The Free Gaza movement plans to launch the latest in their series of aid caravans in early May, and hope to reach the Gaza Strip with much-needed building supplies, as well as medicine and medical equipment.
On March 30, the Free Gaza Movement bought a 1200 tonne cargo ship at an auction in Dundalk, Ireland. The vessel had been impounded a year ago following an inspection by the International Transport Federation (ITF) which found that its’ owners had exploited it’s Lithuanian crew members- not paying their wages and subjecting them to humiliating treatment.
ITF Inspector and SIPTU organiser Ken Fleming said, ‘We are pleased to announce that this vessel which was used to subject workers to modern day slavery, will now be used to promote human rights for the people of Palestine’.

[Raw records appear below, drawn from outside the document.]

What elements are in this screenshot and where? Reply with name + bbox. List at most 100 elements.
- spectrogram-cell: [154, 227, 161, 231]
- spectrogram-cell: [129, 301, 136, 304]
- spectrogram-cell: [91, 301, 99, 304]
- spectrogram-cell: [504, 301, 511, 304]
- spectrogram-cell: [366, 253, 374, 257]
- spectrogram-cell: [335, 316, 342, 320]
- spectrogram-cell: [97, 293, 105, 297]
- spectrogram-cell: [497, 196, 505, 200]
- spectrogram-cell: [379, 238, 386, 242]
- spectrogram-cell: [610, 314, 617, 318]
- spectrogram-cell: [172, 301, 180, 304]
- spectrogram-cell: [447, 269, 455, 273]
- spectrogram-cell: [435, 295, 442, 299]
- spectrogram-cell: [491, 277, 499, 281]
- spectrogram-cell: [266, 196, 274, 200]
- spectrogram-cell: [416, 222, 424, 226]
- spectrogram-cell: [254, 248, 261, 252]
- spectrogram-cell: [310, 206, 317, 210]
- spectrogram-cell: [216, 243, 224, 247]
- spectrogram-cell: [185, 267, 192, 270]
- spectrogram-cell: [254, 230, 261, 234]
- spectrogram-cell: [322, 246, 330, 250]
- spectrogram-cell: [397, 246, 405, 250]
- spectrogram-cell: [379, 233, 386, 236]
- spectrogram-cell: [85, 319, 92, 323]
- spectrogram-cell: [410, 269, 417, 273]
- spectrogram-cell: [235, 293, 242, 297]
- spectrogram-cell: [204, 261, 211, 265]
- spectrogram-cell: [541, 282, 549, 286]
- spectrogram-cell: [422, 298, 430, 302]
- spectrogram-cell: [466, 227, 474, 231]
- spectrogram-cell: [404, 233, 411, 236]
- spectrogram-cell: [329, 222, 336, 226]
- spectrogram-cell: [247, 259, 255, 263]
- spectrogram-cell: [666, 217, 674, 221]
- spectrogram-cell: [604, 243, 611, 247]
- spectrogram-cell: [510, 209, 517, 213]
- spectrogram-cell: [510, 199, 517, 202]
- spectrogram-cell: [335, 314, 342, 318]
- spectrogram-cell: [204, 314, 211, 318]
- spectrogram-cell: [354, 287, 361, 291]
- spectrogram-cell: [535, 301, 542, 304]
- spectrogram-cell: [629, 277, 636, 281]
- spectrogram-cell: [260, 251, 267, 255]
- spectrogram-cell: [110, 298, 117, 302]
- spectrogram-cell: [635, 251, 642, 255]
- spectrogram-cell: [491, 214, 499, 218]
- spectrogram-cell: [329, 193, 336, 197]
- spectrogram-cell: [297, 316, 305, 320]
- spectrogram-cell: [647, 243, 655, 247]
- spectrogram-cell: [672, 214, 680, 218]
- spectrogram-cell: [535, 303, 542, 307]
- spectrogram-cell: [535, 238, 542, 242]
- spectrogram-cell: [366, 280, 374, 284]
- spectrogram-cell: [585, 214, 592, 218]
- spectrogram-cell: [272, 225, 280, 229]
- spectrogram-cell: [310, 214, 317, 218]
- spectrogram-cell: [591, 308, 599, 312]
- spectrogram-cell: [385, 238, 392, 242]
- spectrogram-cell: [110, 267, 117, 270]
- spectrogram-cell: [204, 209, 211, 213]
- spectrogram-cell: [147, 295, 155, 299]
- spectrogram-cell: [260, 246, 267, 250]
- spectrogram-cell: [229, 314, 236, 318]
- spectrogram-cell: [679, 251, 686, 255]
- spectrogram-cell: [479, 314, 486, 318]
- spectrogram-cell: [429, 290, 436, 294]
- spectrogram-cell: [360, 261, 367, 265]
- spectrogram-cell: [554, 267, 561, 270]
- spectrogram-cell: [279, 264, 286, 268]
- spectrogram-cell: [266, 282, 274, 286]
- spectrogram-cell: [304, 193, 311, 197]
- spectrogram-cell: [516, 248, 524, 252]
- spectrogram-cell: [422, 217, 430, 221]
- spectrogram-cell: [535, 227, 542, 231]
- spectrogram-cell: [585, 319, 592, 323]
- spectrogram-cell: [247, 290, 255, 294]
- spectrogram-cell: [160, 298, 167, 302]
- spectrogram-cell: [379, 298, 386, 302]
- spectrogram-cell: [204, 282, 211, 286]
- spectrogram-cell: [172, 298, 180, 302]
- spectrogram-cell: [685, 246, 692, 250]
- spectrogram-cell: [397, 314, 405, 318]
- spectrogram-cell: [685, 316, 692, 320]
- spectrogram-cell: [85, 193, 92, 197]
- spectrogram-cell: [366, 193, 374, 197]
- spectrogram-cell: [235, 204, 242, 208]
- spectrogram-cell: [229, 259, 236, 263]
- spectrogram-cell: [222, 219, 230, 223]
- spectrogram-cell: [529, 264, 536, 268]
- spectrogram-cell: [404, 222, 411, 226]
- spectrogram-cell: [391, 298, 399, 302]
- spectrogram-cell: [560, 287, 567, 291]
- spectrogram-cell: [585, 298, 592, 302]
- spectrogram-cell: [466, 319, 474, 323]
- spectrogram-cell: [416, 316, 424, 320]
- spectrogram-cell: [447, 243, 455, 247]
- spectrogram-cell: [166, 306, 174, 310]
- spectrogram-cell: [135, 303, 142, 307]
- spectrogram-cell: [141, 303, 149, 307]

According to the Free Gaza movement, the vessel, the MV Linda, will be re-named the MV Rachel Corrie, in memory of the 23 year old solidarity activist crushed to death in 2003 by an Israeli bulldozer as she attempted to prevent the demolition of a Palestinian home in Gaza. The Free Gaza Movement says the renaming of the ship is meant to pay tribute to Rachel and the thousands of Palestinian men, women and children killed, wounded or imprisoned under Israeli Occupation.
The Free Gaza movement has broken the Israeli-imposed siege on the Gaza Strip twice before, bringing much-needed medicine and other supplies to the people of Gaza, where 1.5 million Palestinians live under an 18-month long siege by the Israeli military which prevents most goods from entering, and prevents them from leaving the tiny coastal Strip.